The points to consider while drawing the ray-diagram are as follows:

1.The ray parallel to the principle axis (Ray 1) passes through the focal point on the other side of the lens.

2.The ray passing through the focal point of the lens (Ray 2) emerges parallel to the principle axis.

3.The ray passing through the center of the lens (Ray 3) does not bend and pass undisturbed.

The expression of the lens equation is as follows:

$\frac{1}{f} = \frac{1}{v} + \frac{1}{u}$

Here, f is the focal length of lens, v is the image distance, and u is the object distance.

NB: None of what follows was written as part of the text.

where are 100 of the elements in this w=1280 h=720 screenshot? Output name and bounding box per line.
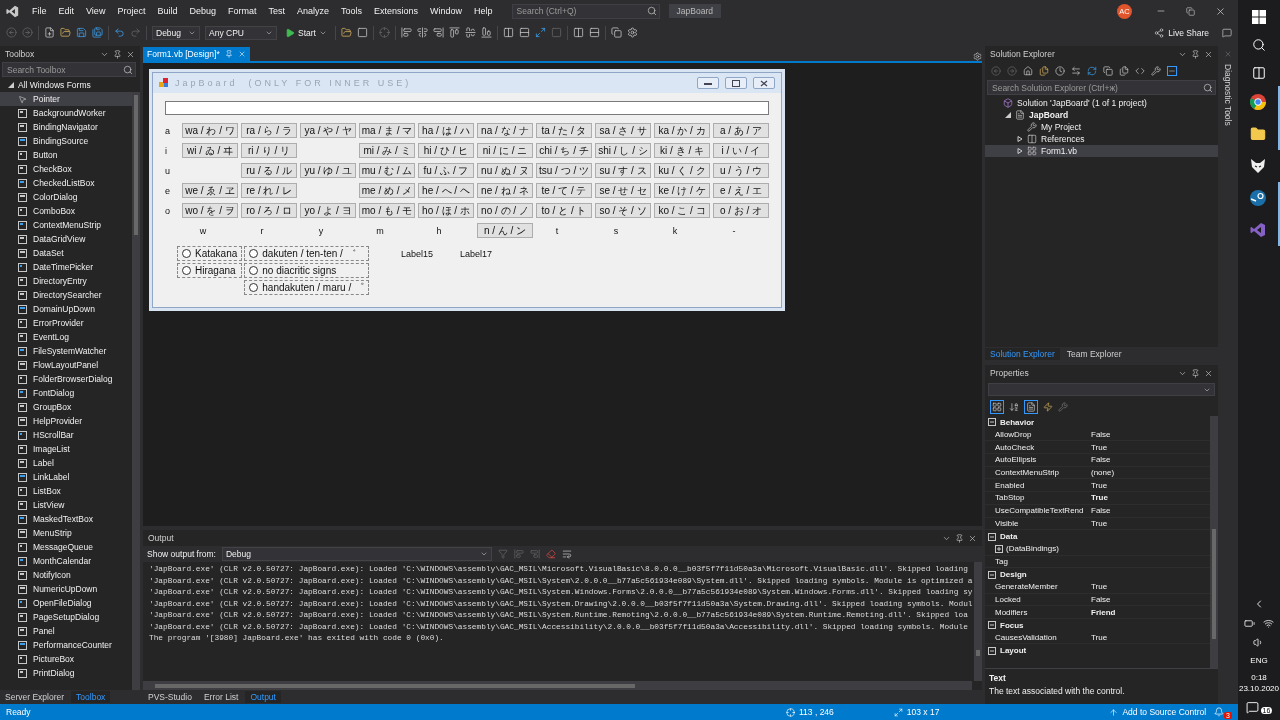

First choose the appropriate scale and mark the focal points both the sides. The focal point is 2.8 cm from the center of the lens and the object is 9.0 cm on the left side of the lens.

The ray 1 i.e. the incident ray from the object parallel to the principal axis passes through the focal point on the other side of the lens.

The ray 2 i.e. the ray passing through the focal point of the lens, emerges parallel to the principle axis.

The ray 3 i.e. the ray passing through the center of the lens, emerges without bending.

The following figure shows the ray diagram using the above described rays.

The expression of the lens equation is as follows:

$\frac{1}{f} = \frac{1}{v} + \frac{1}{u}$

Rearrange the above equation for v.

$\begin{array}{c}\\\frac{1}{v} = \frac{1}{f} - \frac{1}{u}\\\\v = \frac{{fu}}{{u - f}}\\\end{array}$

Substitute 2.8 cm for u and 9.0 cm for u in the above equation.

$\begin{array}{c}\\v = \frac{{\left( {2.8{\rm{ cm}}} \right)\left( {9.0{\rm{ cm}}} \right)}}{{9.0{\rm{ cm}} - 2.8{\rm{ cm}}}}\\\\ = 4.06{\rm{ cm}}\\\\ \approx {\rm{4}}{\rm{.1 cm}}\\\end{array}$

Hence, the location of the image is 4.1 cm on the right side of the lens.

Ans:

The following figure shows the ray diagram.

The location of the image is 4.1 cm on the right side of the lens.